The project’s website hopes to educate people in the U.S. by disseminating and lifting up the lived experiences of community members living in Sri Lanka’s north and east.
The Periclean Scholars Class of 2023 has released a web-based multimedia project that documents and shares the lived experiences of Sri Lankan citizens that identify as LGBTQIA2S+.
For the past three years, the scholars have been involved in an invited partnership with two LGBTQIA2S+ organizations in Tamil-majority areas in the north and east of Sri Lanka and have been working to assist them in disseminating their personal narratives to a wider international audience. During this time, the scholars compiled and edited the narratives they collected into this comprehensive multimedia project.
Titled “Strength and Resilience: Lived LGBTQIA2S+ Experiences in Sri Lanka,” this project uses an engaging mix of videos, text, audio clips and still photography to provide insight into the lived experiences of people living in the Tamil-majority cities of Jaffna and Batticaloa. This work serves as a capstone to the graduating cohort’s work in allyship with, and advocacy for, Sri Lankans that identify as LGBTQIA2S+.

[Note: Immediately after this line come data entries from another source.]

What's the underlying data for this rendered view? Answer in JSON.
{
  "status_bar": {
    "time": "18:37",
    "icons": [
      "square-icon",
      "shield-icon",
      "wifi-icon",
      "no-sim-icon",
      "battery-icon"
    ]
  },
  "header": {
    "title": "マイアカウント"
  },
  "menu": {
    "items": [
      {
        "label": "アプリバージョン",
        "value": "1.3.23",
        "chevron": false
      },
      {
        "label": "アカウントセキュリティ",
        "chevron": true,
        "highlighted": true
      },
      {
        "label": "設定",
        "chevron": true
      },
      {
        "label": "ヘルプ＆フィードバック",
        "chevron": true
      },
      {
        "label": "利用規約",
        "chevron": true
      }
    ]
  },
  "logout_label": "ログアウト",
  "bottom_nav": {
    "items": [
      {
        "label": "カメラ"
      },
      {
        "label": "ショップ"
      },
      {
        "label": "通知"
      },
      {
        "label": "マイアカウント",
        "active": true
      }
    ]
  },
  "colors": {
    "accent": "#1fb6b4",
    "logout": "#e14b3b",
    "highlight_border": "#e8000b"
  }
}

Members of the LGBTQIA2S+ community in Sri Lanka face substantial marginalization at both the hands of the state and civil society. Article 365 of the Sri Lankan Penal Code criminalizes same-sex sexual activity between consenting adults, and strict social norms related to binary gender roles, marriage and heterosexuality facilitate deeply entrenched discrimination against anyone who differs from these socially constructed norms. Sri Lankans who identify as LGBTQIA2S+ face frequent negative bias in the workplace and in their home communities and are often unjustly targeted and abused by police and other state actors.
Although members of the LGBTQIA2S+ community in Sri Lanka face significant bias, discrimination and harassment, this multimedia project focuses on the strength, power and resilience of these community members against the challenges that they confront daily. This project is intended to both educate non-Sri Lankans regarding the lived experience of Tamil LGBTQIA2S+ community members and showcase their resistance against social, political and legal structures that seek to criminalize and diminish their diverse identities.
A brief note on language: Throughout the project, the term “queer” is widely used, both in text and spoken words from the members of the Sri Lankan LGBTQIA2S+ community and Elon students. In Sri Lanka, the English word “queer” does not have a history of use as a pejorative. Rather, it is used as an affirming umbrella term, and is the self-descriptor preferred by the community members the Scholars partnered with.